Gold rose 450% from 1971 to 1974. It then retreated 43% over the next 18 months. Many investors lost confidence and sold their holdings vowing never to invest in gold again. At the bottom of the correction, the New York Times declared unequivocally, “the end of the gold bull.”
However, during the next four years gold climbed 750%. A similar percentage increase from today’s price would see gold trading above $10,000 an ounce.
While there may still be price declines, I feel today’s situation is similar to that of the 1970s, and that we have the second-greatest opportunity to buy gold since 2002.
Today many investors are tempted to sell their underperforming precious metal holdings and use the proceeds to purchase U.S. equities. But remember—the old Wall Street saying is “Buy low, sell high” NOT “Sell low, buy high.”
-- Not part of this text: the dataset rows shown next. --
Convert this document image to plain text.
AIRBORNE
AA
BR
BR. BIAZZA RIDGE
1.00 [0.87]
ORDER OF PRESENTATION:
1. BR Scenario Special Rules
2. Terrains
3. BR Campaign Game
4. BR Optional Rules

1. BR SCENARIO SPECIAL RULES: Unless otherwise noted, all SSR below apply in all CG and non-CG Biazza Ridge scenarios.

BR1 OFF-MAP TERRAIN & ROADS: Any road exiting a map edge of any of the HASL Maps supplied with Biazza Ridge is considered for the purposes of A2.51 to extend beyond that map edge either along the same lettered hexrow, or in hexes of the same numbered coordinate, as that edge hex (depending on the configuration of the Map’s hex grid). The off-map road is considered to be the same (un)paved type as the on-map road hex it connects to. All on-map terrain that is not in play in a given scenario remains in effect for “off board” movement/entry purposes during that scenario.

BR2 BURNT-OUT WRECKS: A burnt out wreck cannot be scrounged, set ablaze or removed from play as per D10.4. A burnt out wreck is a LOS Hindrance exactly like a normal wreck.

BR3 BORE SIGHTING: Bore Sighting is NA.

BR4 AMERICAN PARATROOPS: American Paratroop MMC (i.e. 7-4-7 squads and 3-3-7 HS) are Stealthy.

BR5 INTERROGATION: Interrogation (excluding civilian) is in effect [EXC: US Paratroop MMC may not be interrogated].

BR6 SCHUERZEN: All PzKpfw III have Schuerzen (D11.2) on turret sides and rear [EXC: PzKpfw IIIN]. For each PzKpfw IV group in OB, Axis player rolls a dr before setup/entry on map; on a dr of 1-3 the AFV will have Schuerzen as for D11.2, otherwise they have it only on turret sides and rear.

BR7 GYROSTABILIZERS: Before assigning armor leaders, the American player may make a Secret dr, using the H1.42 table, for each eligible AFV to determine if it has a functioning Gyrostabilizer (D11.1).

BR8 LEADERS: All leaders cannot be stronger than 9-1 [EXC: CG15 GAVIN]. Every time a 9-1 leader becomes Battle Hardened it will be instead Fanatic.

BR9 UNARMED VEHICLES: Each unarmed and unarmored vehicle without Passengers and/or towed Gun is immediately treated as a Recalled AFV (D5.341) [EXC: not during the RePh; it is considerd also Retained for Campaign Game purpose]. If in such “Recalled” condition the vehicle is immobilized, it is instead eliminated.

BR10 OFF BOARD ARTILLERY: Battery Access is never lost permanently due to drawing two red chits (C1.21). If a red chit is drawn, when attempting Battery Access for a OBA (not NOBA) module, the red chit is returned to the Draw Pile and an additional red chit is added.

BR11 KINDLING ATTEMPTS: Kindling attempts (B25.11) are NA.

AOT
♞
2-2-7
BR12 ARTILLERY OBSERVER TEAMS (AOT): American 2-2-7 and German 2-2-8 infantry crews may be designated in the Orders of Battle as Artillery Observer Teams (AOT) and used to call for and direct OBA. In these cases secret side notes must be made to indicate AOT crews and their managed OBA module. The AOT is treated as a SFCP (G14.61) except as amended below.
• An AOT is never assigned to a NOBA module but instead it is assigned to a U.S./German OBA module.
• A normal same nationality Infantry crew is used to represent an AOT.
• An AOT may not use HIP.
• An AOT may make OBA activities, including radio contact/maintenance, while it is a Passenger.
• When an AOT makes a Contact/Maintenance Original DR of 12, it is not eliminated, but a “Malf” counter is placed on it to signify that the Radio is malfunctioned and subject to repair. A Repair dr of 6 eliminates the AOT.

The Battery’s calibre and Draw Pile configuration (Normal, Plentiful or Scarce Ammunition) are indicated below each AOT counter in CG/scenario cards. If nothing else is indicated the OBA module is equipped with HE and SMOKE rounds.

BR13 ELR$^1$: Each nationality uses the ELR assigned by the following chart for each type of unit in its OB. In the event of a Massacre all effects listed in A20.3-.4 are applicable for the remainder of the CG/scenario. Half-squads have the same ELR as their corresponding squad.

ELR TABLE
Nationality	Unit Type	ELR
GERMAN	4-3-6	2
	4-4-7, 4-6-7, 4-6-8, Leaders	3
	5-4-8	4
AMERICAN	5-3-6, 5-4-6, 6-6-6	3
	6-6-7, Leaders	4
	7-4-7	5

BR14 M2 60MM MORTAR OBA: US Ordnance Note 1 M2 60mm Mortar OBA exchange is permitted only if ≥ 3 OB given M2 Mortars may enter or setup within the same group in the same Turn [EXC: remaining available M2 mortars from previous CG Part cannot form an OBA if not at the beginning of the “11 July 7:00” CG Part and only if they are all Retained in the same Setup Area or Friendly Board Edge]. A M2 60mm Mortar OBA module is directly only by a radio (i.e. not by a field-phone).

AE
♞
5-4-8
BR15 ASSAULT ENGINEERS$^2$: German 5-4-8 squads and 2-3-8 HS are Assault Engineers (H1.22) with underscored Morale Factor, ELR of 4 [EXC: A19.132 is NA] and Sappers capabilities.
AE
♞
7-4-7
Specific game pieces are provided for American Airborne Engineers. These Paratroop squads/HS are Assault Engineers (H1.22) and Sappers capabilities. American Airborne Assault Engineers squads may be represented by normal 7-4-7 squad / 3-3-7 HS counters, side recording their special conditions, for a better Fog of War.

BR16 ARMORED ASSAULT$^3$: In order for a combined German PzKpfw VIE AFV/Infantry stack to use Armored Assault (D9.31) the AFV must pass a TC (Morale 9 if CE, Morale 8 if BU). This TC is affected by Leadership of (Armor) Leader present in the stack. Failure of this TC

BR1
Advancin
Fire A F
While no one knows with absolute certainty the exact timeframe for developing events, the most conservative route for portfolio protection is diversification with a 10% allocation to gold. Gold is the most negatively correlated asset to financial assets, and acts as portfolio insurance in a decline or a crisis.
This means physical gold bullion to which you hold clear title, bullion stored in allocated storage or in your own vault. It is critical that your bullion holdings have no counterparty risks, and are not proxies or derivatives like gold certificates, futures contracts, or ETFs.
Thank you, and all the best in 2014.